1. You’re pretty much like everyone else. I mentioned this in the previous post a little, but when you sign up for fifty blog tours with fifty other bloggers that are also a part of it and the only work you put into the post was copying and pasting HTML, it’s not really going to draw people to your blog. Why see your cover reveal of a certain book when ten other bloggers are doing the same cover reveal on their blog? What makes it truly stand out? There’s definitely a market for that, but I know I get bored with a blog easily when all it seems to do is have a million blog tours that speak positively about every single book they’ve read. It sounds way less genuine and seems like a move to look popular with publishers, but maybe that’s just me.
2. The content can quickly turn repetitive. I know that I always find myself really disappointed when I go to someone’s Reader and all I see is review…after review…after review. It gets really boring after a while. Obviously, too much of a thing can get tired after a while, but I’d much prefer someone posting discussions and lists over and over again rather than reviews or memes.
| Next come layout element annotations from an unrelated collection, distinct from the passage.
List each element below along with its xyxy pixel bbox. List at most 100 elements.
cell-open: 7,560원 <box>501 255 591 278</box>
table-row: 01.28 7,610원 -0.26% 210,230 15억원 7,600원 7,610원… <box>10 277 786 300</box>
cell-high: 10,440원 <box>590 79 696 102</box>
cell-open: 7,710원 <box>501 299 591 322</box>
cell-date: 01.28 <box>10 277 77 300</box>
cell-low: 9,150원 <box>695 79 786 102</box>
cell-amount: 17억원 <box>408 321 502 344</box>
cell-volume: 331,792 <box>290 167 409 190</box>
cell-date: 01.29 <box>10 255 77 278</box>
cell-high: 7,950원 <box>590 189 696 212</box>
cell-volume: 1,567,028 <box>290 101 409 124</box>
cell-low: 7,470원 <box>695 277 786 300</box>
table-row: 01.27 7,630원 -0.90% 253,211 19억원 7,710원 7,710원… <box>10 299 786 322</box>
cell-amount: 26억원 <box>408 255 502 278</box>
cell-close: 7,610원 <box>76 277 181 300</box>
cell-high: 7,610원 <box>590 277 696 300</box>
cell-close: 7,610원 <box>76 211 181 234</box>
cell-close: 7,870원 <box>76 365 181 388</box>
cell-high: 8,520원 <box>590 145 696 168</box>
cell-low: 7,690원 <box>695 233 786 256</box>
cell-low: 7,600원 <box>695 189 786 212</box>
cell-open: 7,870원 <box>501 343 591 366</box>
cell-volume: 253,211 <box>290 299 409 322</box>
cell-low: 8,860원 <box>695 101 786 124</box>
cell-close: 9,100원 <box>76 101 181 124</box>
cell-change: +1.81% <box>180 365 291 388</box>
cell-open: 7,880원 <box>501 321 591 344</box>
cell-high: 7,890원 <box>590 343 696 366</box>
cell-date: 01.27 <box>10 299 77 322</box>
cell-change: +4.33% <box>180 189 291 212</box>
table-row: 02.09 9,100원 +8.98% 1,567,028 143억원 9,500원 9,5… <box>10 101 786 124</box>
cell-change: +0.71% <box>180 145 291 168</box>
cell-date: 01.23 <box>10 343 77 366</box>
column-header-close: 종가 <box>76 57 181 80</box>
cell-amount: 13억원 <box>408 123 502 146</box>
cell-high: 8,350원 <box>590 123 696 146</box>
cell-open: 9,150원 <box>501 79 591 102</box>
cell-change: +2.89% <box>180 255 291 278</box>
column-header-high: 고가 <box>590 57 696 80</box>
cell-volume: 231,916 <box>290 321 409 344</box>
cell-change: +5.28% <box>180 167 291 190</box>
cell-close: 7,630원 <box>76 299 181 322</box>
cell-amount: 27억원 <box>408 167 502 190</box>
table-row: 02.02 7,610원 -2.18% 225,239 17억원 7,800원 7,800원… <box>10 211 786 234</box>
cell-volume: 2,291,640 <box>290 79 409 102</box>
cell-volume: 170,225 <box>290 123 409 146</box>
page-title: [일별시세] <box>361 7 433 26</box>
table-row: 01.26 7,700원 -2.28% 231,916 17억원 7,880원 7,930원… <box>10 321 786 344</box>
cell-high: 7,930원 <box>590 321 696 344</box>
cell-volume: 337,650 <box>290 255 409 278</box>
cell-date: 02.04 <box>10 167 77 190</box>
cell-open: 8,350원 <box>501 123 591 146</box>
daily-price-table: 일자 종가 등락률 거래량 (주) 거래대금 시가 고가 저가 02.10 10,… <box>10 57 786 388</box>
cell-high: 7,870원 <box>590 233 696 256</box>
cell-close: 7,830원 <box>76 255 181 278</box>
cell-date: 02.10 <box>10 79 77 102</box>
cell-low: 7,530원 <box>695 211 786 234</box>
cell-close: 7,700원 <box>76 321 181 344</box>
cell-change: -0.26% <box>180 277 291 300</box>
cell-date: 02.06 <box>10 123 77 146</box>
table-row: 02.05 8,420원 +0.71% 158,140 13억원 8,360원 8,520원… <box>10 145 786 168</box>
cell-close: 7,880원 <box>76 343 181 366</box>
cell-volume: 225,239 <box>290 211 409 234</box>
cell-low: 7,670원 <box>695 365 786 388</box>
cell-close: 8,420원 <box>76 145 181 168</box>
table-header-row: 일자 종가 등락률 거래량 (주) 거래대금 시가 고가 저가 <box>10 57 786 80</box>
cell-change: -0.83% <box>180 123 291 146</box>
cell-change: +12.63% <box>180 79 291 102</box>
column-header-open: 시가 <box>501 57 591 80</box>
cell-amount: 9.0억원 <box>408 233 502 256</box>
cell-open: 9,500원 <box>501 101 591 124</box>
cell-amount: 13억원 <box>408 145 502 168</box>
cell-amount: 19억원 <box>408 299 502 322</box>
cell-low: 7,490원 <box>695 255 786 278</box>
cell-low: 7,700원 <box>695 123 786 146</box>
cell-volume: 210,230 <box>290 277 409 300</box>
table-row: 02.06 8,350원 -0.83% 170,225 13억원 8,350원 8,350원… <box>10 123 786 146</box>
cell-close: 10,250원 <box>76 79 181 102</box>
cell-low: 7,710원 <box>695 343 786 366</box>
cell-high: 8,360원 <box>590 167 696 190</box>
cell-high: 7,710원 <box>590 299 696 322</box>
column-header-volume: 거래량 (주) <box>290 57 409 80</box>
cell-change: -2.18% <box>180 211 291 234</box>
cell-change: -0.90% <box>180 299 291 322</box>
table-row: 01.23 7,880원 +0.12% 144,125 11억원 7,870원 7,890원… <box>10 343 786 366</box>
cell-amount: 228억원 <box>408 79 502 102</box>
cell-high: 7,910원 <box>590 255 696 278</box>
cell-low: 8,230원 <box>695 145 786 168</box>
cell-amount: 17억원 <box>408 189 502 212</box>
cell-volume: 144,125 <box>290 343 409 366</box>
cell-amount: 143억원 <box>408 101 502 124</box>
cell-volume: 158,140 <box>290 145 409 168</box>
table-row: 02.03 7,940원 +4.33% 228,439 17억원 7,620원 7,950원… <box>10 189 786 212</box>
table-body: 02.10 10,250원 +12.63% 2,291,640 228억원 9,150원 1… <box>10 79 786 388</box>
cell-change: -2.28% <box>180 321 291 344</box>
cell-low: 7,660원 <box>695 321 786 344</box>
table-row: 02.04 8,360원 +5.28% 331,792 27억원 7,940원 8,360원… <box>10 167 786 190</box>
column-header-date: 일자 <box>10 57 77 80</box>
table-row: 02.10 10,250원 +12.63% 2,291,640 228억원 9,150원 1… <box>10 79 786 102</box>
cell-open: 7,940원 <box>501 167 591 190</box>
3. Finding an audience among bloggers is harder. As I mentioned earlier, bloggers are looking more for quality over quantity, so posting the same old, same old every day a week might be good for stats, it might be hard to build a true following among followers, since most seek diversity in the posts they read (or I assume they do). I think this one really depends on what you want your audience to be and what goals you have for blogging!
Do you feel like there’s a certain pressure that comes with being a creative blogger? What are your thoughts on the whole subject?